Thursday, May 12, 2005

Does Age Make a Difference?

Off to NYC tomorrow after school for AWNY. We're just under $1000. Don't forget folks. It's not too late to get rid of that spare change you have laying around-the link is on the page. Thanks to those of you who have donated. It means a lot.

I haven't packed yet which is typical. I think I'll get up at 5 and do it then. Supposed to rain this weekend. Last time I was there it practically flooded.

I'm looking forward to the drive. I know that sounds nuts, but there is something really healing about a long drive with you and the radio. I will be practicing my Karaoke skills for Saturday.

Opinion time...(figure I'll get a good one going while I'm gone.) What do you think about dating someone much older or younger than you? (I finally emailed a guy back who has emailed me a few times.

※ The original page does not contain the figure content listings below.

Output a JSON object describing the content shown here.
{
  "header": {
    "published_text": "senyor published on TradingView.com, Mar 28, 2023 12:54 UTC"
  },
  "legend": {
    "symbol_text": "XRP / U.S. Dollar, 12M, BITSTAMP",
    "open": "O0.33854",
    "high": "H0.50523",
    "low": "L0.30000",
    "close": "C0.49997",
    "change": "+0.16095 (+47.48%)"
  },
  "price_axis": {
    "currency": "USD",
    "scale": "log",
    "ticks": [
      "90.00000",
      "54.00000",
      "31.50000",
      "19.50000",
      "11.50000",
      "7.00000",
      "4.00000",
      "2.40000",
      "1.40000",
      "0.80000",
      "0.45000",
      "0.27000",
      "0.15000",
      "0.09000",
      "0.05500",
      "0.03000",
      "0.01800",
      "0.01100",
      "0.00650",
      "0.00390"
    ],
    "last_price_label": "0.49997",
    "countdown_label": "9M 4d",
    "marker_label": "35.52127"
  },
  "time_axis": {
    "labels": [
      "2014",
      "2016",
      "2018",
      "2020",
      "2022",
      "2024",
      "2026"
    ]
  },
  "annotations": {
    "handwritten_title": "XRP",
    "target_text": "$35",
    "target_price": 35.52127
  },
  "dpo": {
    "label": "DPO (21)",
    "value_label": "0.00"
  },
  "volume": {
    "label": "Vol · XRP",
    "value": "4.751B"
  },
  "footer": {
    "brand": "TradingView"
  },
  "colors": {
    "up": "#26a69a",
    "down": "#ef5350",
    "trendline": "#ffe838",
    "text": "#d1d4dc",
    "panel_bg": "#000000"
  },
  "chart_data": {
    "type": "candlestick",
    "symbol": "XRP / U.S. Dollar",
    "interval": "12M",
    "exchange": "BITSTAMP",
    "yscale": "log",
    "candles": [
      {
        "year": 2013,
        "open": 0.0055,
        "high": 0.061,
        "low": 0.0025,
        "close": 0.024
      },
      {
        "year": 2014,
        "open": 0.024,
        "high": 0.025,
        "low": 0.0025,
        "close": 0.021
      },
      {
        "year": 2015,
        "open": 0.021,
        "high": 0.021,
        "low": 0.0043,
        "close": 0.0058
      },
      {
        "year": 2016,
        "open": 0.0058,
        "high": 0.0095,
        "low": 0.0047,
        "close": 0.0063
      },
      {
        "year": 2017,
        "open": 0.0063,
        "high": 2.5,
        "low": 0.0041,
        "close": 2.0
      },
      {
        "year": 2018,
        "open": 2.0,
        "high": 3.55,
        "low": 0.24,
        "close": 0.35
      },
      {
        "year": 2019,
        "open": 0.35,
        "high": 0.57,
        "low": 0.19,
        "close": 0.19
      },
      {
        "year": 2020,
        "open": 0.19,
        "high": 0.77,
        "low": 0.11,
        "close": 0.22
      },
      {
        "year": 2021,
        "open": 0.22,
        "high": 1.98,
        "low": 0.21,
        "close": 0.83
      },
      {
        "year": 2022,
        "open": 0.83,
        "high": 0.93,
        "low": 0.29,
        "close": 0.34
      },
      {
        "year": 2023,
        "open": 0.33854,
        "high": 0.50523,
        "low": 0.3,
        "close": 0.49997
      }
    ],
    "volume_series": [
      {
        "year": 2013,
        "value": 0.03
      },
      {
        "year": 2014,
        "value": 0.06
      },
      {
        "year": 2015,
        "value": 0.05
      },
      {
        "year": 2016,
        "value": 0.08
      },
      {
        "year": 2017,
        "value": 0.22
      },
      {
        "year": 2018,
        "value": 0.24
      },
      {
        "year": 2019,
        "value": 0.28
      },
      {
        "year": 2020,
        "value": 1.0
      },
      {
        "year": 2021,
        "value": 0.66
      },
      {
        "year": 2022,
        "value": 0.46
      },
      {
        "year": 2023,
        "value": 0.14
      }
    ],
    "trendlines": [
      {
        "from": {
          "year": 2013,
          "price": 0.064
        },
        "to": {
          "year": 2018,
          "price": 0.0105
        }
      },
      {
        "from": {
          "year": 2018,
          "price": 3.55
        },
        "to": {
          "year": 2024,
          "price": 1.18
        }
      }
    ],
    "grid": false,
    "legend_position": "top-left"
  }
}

The only thing I'm apprehensive about is that he is a bit older than me.) What's the biggest age difference you would do? Does it make a difference? Can personality override the gap? I know some people who have and even married someone much older than them. Shit, my great aunt and uncle were 25 years apart. (I know...sounds creepy, but they were married forever!) "Nunya" I think is too young. Only a year younger, but too immature and unreliable...I'm ready to dump that chump, again.
Okay...I'll leave you to chew on that. More exciting stories after the weekend.

Daily Horoscope
Intuition is just tuition with an 'in.' And today, you've got a specially reserved scholarship spot waiting for you at the U of Intuition. Make the most of your opportunities there!

6 comments:

Lesterhead said...

I'd always go older vs. younger, just bc men are so god damn immature. I'm nearing 27, and I'd probably date someone who was... 35? There's a guy at work I flirt wth regularly who's 36 (going on 23). I think it's a case by case basis, but I'd be hesitant to go over 39.

Anonymous said...

Well, I generally date around my age, but lately I'm hesitant to date anyone younger than me -- I knowit's horrible, but really, I don't want a guy who's 23 (I'm almost 29) and just started his first job. I also generally date men within 5 years of my age.

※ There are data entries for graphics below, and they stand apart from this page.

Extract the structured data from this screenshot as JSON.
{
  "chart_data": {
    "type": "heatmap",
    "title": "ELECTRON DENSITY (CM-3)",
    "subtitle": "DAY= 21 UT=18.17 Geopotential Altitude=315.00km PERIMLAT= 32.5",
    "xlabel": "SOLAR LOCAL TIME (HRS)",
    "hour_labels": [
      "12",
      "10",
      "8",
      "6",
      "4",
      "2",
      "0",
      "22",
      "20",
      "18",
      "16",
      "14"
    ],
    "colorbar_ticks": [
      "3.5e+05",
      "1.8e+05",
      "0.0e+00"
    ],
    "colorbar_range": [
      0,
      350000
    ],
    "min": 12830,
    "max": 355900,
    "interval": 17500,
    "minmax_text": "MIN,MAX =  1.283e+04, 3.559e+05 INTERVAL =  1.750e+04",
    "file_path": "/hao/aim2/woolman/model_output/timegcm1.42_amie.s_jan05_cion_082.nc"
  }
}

HOWEVER -- if a man came along and I was attrated to him right away, I'd throw my ageist theories out the window and explore.

Anonymous said...

I have a few college friends who are 26, and married guys in the 35-40 age category. On the plus side, the guys are super nice, established financially and professionally, and are more mature than younger guys. But, both guys were very eager to be married (one of which proposed after 5 months) and have kids. I guess when a guy is older and erectile dysfunction is just a few years away - they gotta think about children while they can still get it up!

Anonymous said...

Pardon my stumbling through here, but I had to comment. I am with this Danni person. Exploration is the best way to go, as long as you have an open mind about everything and not nit-pick the person to death with the "why it will never work" evaluations. As for the maturity issues...I don't understand how a person can say "men are so god damn immature." Depends on where you look, I guess. Statements like that and the one about men not being mature at ANY age are pretty insightful.

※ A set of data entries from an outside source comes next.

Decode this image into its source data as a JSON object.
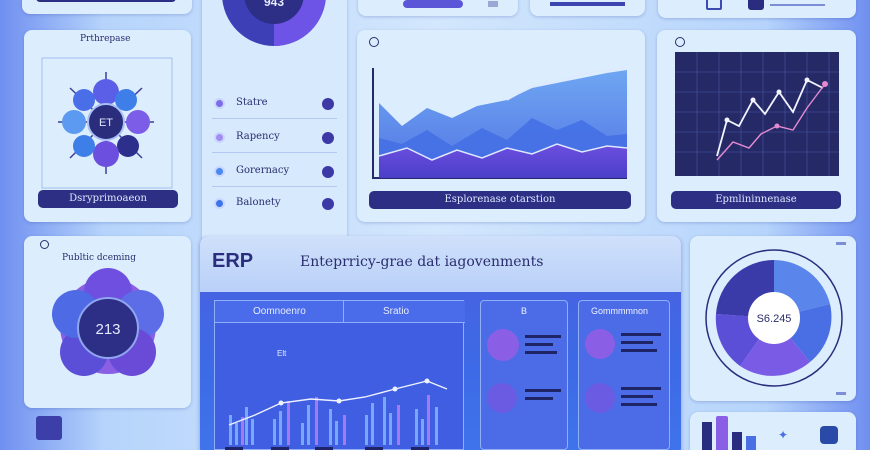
{
  "top_cards": {
    "donut_value": "943"
  },
  "process_card": {
    "title": "Prthrepase",
    "center_label": "ET",
    "footer": "Dsryprimoaeon"
  },
  "menu_card": {
    "items": [
      {
        "label": "Statre"
      },
      {
        "label": "Rapency"
      },
      {
        "label": "Gorernacy"
      },
      {
        "label": "Balonety"
      }
    ]
  },
  "area_chart_card": {
    "footer": "Esplorenase otarstion"
  },
  "line_chart_card": {
    "footer": "Epmlininnenase"
  },
  "public_card": {
    "title": "Publtic dceming",
    "value": "213"
  },
  "erp_panel": {
    "logo": "ERP",
    "title": "Enteprricy-grae dat iagovenments",
    "inner_header_left": "Oomnoenro",
    "inner_header_right": "Sratio",
    "mini_label": "Elt",
    "card_a_header": "B",
    "card_b_header": "Gommmmnon"
  },
  "pie_card": {
    "value": "S6.245"
  },
  "colors": {
    "navy": "#2c2f84",
    "purple": "#6d4fe0",
    "blue": "#3f7ff0",
    "card": "#dcedfd"
  }
}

I read over some of your postings, and it seems kind of interesting the way you categorize your possible beaus. This guy is too old, one is to fat, the other guy is to dumb, yet another is to immature. My favorite is the one about the vegetarian...you cant date a guy because his diet is different than yours? Wow. I wish I had so many dating options that I was able to be so superficially picky. So what happens when your "perfect" guy rolls around and he doesn't like you for some superficial reason? I'm SURE its entirely the lack of mature eligible men why the perfect, single women posting here can't find the "right" guy. Straight guys are so imperfect and disappointing!

I say stop making things so "Seinfeldian" and just let things happen with the old guy, the young guy, the dumb guy or that vegetarian guy. Who cares.

Big Buddha said...

My thinking on the age thing is that there isn't anything wrong with it. (As long as the person is of legal age that is.) It's more of a morality problem and "Ohmigod! What will other people think?" than an actual issue.

I'm older, mid 30's, but I tend to find I have more in common with 20-somethings than with woman my own age. If they don't have an issue with it I don't have an issue with it. Screw what people think.

BUT people who refuse to eat meat...DEAL BREAKER.

Anonymous said...

I'm with Brooklyn Jay. Age has never been an issue with my wives.